No sabía muy bien qué decir, porque además no podía evitar que la situación me pareciese ligeramente cómica, como sacada de una función de revista.
– Siento que lo estés pasando mal. Si necesitas algo…
– Necesito un cerebro nuevo para el imbécil de mi hermano y unas vacaciones para mí. Las últimas dos semanas han sido demenciales. Peter está de un humor de perros. Mi jefe la tiene tomada conmigo y me está dando más trabajo del que puedo sacar adelante. Y ahora que mi padre está mejor, él y mi madre vuelven a tener broncas a diario.

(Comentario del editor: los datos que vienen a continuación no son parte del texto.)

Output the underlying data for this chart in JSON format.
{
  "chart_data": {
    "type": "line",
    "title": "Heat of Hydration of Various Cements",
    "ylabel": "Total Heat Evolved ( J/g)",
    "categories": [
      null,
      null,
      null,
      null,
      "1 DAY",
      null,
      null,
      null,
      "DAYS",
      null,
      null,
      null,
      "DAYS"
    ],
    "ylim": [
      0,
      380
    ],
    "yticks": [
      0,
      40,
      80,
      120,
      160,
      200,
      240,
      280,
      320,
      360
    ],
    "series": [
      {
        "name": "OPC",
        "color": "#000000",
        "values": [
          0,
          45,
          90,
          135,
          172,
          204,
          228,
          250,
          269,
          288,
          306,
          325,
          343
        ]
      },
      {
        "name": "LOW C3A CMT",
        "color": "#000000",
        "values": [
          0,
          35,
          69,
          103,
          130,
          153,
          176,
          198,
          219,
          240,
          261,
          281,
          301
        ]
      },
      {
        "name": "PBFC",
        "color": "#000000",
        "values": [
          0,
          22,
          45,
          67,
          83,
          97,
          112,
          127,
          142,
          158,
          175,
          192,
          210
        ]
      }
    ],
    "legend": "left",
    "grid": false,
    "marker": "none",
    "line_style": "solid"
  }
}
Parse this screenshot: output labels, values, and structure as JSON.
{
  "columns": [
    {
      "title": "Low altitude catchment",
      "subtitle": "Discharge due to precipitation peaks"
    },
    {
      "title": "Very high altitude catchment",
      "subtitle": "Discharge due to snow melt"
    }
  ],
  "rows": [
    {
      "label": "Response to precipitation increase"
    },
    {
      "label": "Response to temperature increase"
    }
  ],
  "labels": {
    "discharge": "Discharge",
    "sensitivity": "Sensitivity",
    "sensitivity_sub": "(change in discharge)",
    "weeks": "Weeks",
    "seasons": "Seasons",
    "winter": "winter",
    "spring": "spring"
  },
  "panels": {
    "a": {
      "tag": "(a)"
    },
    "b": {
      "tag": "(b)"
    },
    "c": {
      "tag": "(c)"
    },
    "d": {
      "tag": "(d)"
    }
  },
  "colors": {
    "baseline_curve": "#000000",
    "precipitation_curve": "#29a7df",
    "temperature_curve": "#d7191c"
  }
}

De hecho, ella sólo deja de hacerle la vida imposible cuando le apetece pelear conmigo. A veces tengo que hacer verdaderos esfuerzos para no estrangularla.
Calculé unos segundos de silencio para dar más consistencia a mi siguiente frase:
– Bueno, ojalá yo pudiese pelearme con mi madre aunque sólo fuese durante cinco minutos.
A través del hilo pude escuchar cómo Elena se daba una palmada en la frente.
– Perdona, Ceci, soy una burra. Pero es que no sabes cómo estoy, y encima me llama Sergio para contarme sus desdichas. -Su tono había cambiado-. Mi hermano puede ser muy listo y muy trabajador, pero se ahoga en un vaso de agua. Yo le he dicho que tiene que reaccionar, empezando por obligar a Giovanna a encargarse al menos de sus dos hijos. Si ella no se los lleva, que avise a Asuntos Sociales y que los metan en un orfanato, en un correccional o en una cárcel para delincuentes precoces. Pero Sergio dice que esos arrapiezos le dan pena.